Celeriac with potato is—dare I say?—even better than the original!
He used to mix celeriac, or even turnip, with potatoes, for a new version of mashed potato that is—dare I say?—better than the original.
The reason it’s better is how the celeriac adds an underlying depth of flavor, and breaks up the goopy starch tendencies of the pure potato with something relatively more fresh and light.
One the greatest things about mashed potato with celeriac root is how it makes it super easy to add celeriac to your diet.
My guess is that you don’t eat celeriac very often. I know, because it is one of those vegetables that when I arrive at the supermarket checkout, the cashier usually asks me what it is.
As a side note, celeriac is also great roasted with a bit of olive oil, added to scalloped potatoes, or blanched in boiling water and served hot, tossed with butter and a bit of salt and pepper. Thank you David!
Vegan mushroom gravy ... Yes!
As for the gravy, I think this is also a special recipe. I wish I could say I also learned it from my mentor, but I did not. I learned it from the New York Times.
Of course, I went and changed their recipe to make it more to my liking, but the basic idea is the same.
The base of this recipe is extra virgin olive oil, onions, and portobello mushrooms.
You caramelize these ingredients really well to build up savory flavor, and then you season with black and white pepper, salt, red wine vinegar, and fresh thyme.
It is really amazing how yummy it tastes. Simple, but a worthy substitute for meat-based gravies.
Are you ready to go gourmet for your mashed potato fix this holiday season?
Mashed Potatoes with Celeriac Root & Vegan Mushroom Gravy
Ingredients for the Mashed Potatoes with Celeriac Root
- 4 cups Russet potatoes, chopped
- 2 cups celeriac root, chopped
- ½ cup plain yogurt or sour cream, (for vegan, sub with plant-based milk)
- 3 tablespoons butter, (for vegan, sub with olive oil or coconut oil)
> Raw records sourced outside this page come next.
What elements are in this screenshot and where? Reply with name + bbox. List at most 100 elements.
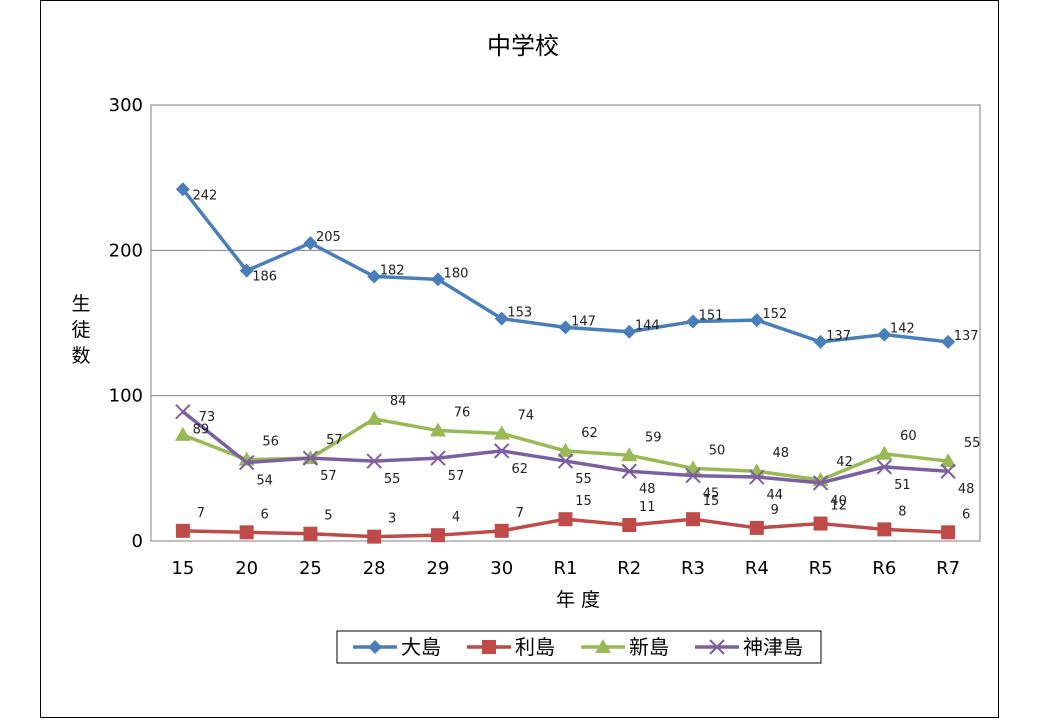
series-3 — [174, 410, 957, 486]
legend-label: 神津島 — [743, 635, 803, 659]
data-label: 15 — [575, 494, 592, 509]
data-point — [940, 453, 957, 468]
data-point — [174, 426, 191, 441]
data-label: 74 — [517, 408, 534, 423]
data-label: 57 — [448, 469, 465, 484]
data-point — [430, 272, 445, 287]
x-tick-label: R7 — [936, 558, 960, 579]
data-label: 73 — [199, 410, 216, 425]
plot-area — [150, 104, 981, 542]
y-axis-label: 生 徒 数 — [71, 293, 90, 367]
y-tick-label: 100 — [109, 386, 143, 407]
data-label: 55 — [964, 436, 981, 451]
data-point — [749, 313, 764, 328]
data-point — [940, 463, 956, 479]
data-point — [366, 453, 382, 469]
legend-marker — [709, 639, 725, 655]
marker-stroke — [557, 453, 574, 469]
y-axis-label-char: 徒 — [71, 319, 90, 341]
data-point — [749, 469, 765, 485]
data-point — [239, 525, 254, 540]
data-label: 137 — [826, 329, 851, 344]
data-label: 15 — [703, 494, 720, 509]
legend-label: 新島 — [629, 635, 669, 659]
data-label: 137 — [954, 329, 979, 344]
data-point — [622, 518, 637, 533]
data-point — [941, 334, 956, 349]
data-point — [239, 263, 254, 278]
marker-stroke — [302, 450, 319, 466]
data-label: 42 — [836, 455, 853, 470]
series-line — [181, 188, 949, 344]
legend-box — [336, 630, 822, 664]
data-label: 180 — [444, 266, 469, 281]
x-tick-label: 15 — [171, 558, 194, 579]
data-label: 182 — [380, 263, 405, 278]
data-point — [493, 425, 510, 440]
x-tick-label: R1 — [554, 558, 578, 579]
legend-item: 新島 — [581, 635, 669, 659]
data-label: 9 — [771, 503, 779, 518]
data-point — [367, 269, 382, 284]
data-label: 186 — [252, 270, 277, 285]
data-label: 56 — [262, 435, 279, 450]
legend-marker — [595, 639, 611, 653]
y-axis-label-char: 数 — [71, 345, 90, 367]
data-point — [494, 523, 509, 538]
data-point — [876, 445, 893, 460]
data-point — [621, 463, 637, 479]
data-label: 44 — [767, 488, 784, 503]
data-label: 48 — [773, 446, 790, 461]
data-label: 45 — [703, 487, 720, 502]
data-point — [813, 334, 828, 349]
data-point — [303, 236, 318, 251]
data-point — [430, 450, 446, 466]
y-tick-label: 0 — [132, 531, 143, 552]
x-tick-label: 29 — [427, 558, 450, 579]
x-tick-label: 28 — [363, 558, 386, 579]
y-tick-label: 200 — [109, 240, 143, 261]
data-label: 6 — [261, 507, 269, 522]
data-point — [622, 324, 637, 339]
legend-marker — [368, 640, 382, 654]
data-point — [302, 450, 319, 466]
marker-stroke — [749, 469, 765, 485]
data-point — [429, 422, 446, 437]
marker-stroke — [430, 450, 446, 466]
x-tick-label: R6 — [872, 558, 896, 579]
data-label: 8 — [898, 504, 906, 519]
x-tick-label: 20 — [235, 558, 258, 579]
data-label: 142 — [890, 322, 915, 337]
data-point — [557, 442, 574, 457]
series-lines — [174, 182, 957, 544]
data-label: 57 — [320, 469, 337, 484]
data-label: 84 — [390, 394, 407, 409]
marker-stroke — [366, 453, 382, 469]
legend-label: 利島 — [515, 635, 555, 659]
data-point — [686, 314, 701, 329]
data-point — [175, 182, 190, 197]
data-label: 7 — [516, 506, 524, 521]
marker-stroke — [175, 403, 191, 420]
data-label: 144 — [635, 319, 660, 334]
data-label: 62 — [581, 426, 598, 441]
data-label: 76 — [454, 406, 471, 421]
data-label: 205 — [316, 230, 341, 245]
data-label: 147 — [571, 314, 596, 329]
data-point — [621, 447, 638, 462]
data-label: 151 — [699, 309, 724, 324]
data-point — [558, 512, 573, 527]
y-axis-ticks: 0 100 200 300 — [109, 95, 143, 552]
data-label: 5 — [324, 509, 332, 524]
line-chart: 中学校 0 100 200 300 15 20 25 28 29 30 R1 R2 R3 R4 R5 R6 R… — [71, 32, 981, 664]
marker-stroke — [621, 463, 637, 479]
x-tick-label: 30 — [490, 558, 513, 579]
data-point — [941, 525, 956, 540]
data-label: 48 — [639, 482, 656, 497]
data-label: 48 — [958, 482, 975, 497]
gridlines — [151, 249, 980, 397]
data-point — [685, 467, 701, 484]
legend-item: 大島 — [353, 635, 441, 659]
data-label: 62 — [511, 462, 528, 477]
x-tick-label: R4 — [745, 558, 769, 579]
- 1 teaspoon Himalayan pink salt
Ingredients for Vegan Mushroom Gravy
- ¾ cup extra-virgin olive oil
- 1 medium onion, finely chopped (¾ cup)
- 4 ounces baby portobello mushrooms, finely chopped (1 ½ cups)
- ½ cup all-purpose flour
- 4 to 5 cups vegetable stock, as needed
- 1 ½ tablespoons soy sauce, or more to taste
- 1 teaspoon Himalayan pink salt, or more to taste
- ½ teaspoon freshly ground black pepper, or more to taste
- ⅛ teaspoon white pepper, optional
- 3 teaspoons red wine vinegar, or more to taste
- 1 teaspoon fresh thyme
Method for mashed potatoes with celeriac root
- Wash potatoes and celeriac. Use a peeler to remove the skins from the potato. Use a knife to cut off the skin of the celeriac. Chop your roots into 1-inch pieces.
- Place prepared potato and celeriac in a saucepan, and cover with at least 2-inches of water. Bring to a boil and simmer about 15 minutes until the vegetables are soft. To check, use a knife to pierce a potato. If it comes out easily when you lift the potato with the knife, or the potato breaks apart, the potato is soft.
- Drain off the water, retaining the roots in the saucepan. Add yogurt, butter, and salt. Mash with a potato masher until smooth. Serve immediately, with, or without the vegan mushroom gravy.
Method for vegan mushroom gravy
- Heat oil in a medium saucepan on medium heat. Add onion and portobello mushrooms. Sauté until medium to dark brown, about 10 minutes.
- Add flour and stir with a wooden spoon to combine. Allow the flour to cook for a couple minutes. Add vegetable stock a little at a time, stirring in between each addition until smooth. Bring to a boil, and then reduce to a simmer. Add the seasonings, and continue to cook until a desired consistency is achieved. Taste and adjust final seasoning.